La structure des propositions reflète cette logique : excellence scientifique, impact, puis mise en œuvre. Les différentes parties doivent dialoguer entre elles : les « work packages » doivent renvoyer explicitement aux objectifs. Les livrables doivent démontrer comment ils contribuent aux « outcomes ». Et les activités de communication doivent s’adresser à des publics cibles bien identifiés. La cohérence générale est scrutée avec attention.
Aligner science et politiques européennes
Un autre aspect clé consiste à relier le projet aux grandes priorités politiques de l’Union. La Commission fournit des documents qui montrent la chaîne logique entre résultats de projets et objectifs stratégiques européens.
Se limiter à répéter le texte de l’appel est insuffisant : les porteurs doivent montrer comment leur projet s’inscrit dans une vision plus large, souvent peu détaillée dans l’appel lui-même. Cette capacité d’alignement renforce la crédibilité et la pertinence du dossier.
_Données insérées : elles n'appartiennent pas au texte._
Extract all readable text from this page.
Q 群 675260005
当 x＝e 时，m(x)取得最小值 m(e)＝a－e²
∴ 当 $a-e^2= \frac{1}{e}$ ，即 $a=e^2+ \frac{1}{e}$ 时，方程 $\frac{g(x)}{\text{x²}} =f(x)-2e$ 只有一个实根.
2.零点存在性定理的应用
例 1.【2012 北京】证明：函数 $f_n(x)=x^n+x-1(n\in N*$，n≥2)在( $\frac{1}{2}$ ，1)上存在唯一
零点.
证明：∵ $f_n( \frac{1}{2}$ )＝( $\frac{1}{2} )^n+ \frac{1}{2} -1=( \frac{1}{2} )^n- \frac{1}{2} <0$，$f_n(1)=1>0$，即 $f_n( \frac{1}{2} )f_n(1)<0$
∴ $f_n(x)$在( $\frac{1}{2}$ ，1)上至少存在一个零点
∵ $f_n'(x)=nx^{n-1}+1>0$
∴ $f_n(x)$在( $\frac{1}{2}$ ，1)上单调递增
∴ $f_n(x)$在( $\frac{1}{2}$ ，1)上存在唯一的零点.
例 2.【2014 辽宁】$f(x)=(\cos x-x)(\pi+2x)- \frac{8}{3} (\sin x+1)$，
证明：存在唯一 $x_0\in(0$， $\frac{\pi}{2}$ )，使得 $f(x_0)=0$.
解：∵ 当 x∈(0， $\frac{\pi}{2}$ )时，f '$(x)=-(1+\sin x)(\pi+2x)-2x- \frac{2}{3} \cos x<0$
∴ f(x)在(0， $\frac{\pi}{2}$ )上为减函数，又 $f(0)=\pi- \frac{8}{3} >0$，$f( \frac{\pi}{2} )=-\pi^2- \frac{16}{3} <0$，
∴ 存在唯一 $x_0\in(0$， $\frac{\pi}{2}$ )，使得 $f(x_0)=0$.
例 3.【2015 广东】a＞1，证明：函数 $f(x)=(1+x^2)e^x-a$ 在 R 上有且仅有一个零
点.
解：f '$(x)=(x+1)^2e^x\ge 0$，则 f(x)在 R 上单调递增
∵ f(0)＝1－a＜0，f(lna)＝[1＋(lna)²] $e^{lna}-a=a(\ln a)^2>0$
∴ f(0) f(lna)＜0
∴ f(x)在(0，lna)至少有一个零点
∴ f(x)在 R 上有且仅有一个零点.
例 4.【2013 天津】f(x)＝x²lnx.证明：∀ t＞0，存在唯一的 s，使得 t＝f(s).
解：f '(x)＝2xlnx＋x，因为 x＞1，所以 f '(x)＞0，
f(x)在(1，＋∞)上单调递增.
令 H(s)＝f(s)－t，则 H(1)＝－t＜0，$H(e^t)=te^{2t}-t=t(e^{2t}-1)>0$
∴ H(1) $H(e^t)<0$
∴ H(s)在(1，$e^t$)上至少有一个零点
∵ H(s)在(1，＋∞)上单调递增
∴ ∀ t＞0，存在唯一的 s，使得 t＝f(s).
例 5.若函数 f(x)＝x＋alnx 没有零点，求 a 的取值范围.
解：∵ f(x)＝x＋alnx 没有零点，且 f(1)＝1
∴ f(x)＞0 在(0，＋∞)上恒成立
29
Les critères d’évaluation : un triptyque exigeant
Les propositions sont jugées selon trois axes : excellence scientifique, impact, et qualité de la mise en œuvre. Dans la section « excellence », les évaluateurs examinent la clarté des objectifs, leur pertinence, leur caractère mesurable et réaliste, ainsi que la capacité du projet à faire progresser l’état de l’art. Sans innovation réelle, même un impact fort ne suffit pas.
« La méthodologie scientifique doit être rigoureuse, bien fondée et parfois interdisciplinaire. Dans des projets mêlant cybersécurité, droit ou éthique, il faut expliquer comment ces disciplines collaboreront concrètement. Les dimensions de genre, d’open science et de gestion responsable des données (conforme au RGPD) prennent une importance croissante », précise encore le spécialiste.
La section « impact » interroge la crédibilité des changements annoncés, l’identification des obstacles et des plans de mitigation, et surtout la pertinence du public cible. Plus ce public est identifiable, mieux l’évaluateur peut croire à l’efficacité des actions proposées. Un exemple est donné : en cybersécurité hospitalière, travailler avec des groupes de patients clairement établis renforce la validité de l’approche.
En somme, réussir une proposition européenne exige tant une maîtrise scientifique qu’une compréhension fine du processus administratif et politique. Une démarche méthodique, cohérente et ancrée dans les priorités européennes reste la clef pour transformer une idée de recherche en un projet financé.
Ne pas oublier les tableaux
Un dernier conseil? Il vient du Pr Jean-Yves Marion, de l’Université de Lorraine. Il a eu l’occasion de voir les deux facettes des projets européens. D’abord comme scientifique impliqué dans un consortium, ensuite comme expert européen pour des projets à évaluer.
« Quand on doit évaluer une proposition, des tableaux récapitulatifs sont précieux », dit-il. « Il ne faut pas supposer que l’évaluateur est un super esprit qui connaît tout. »
Au terme de l’atelier, les spécialistes « cyber » francophones se sont retrouvés mieux armés pour imaginer des projets à déposer ensemble. Sept appels « cyber » seront proposés en 2026 et 2027 par la Commission européenne.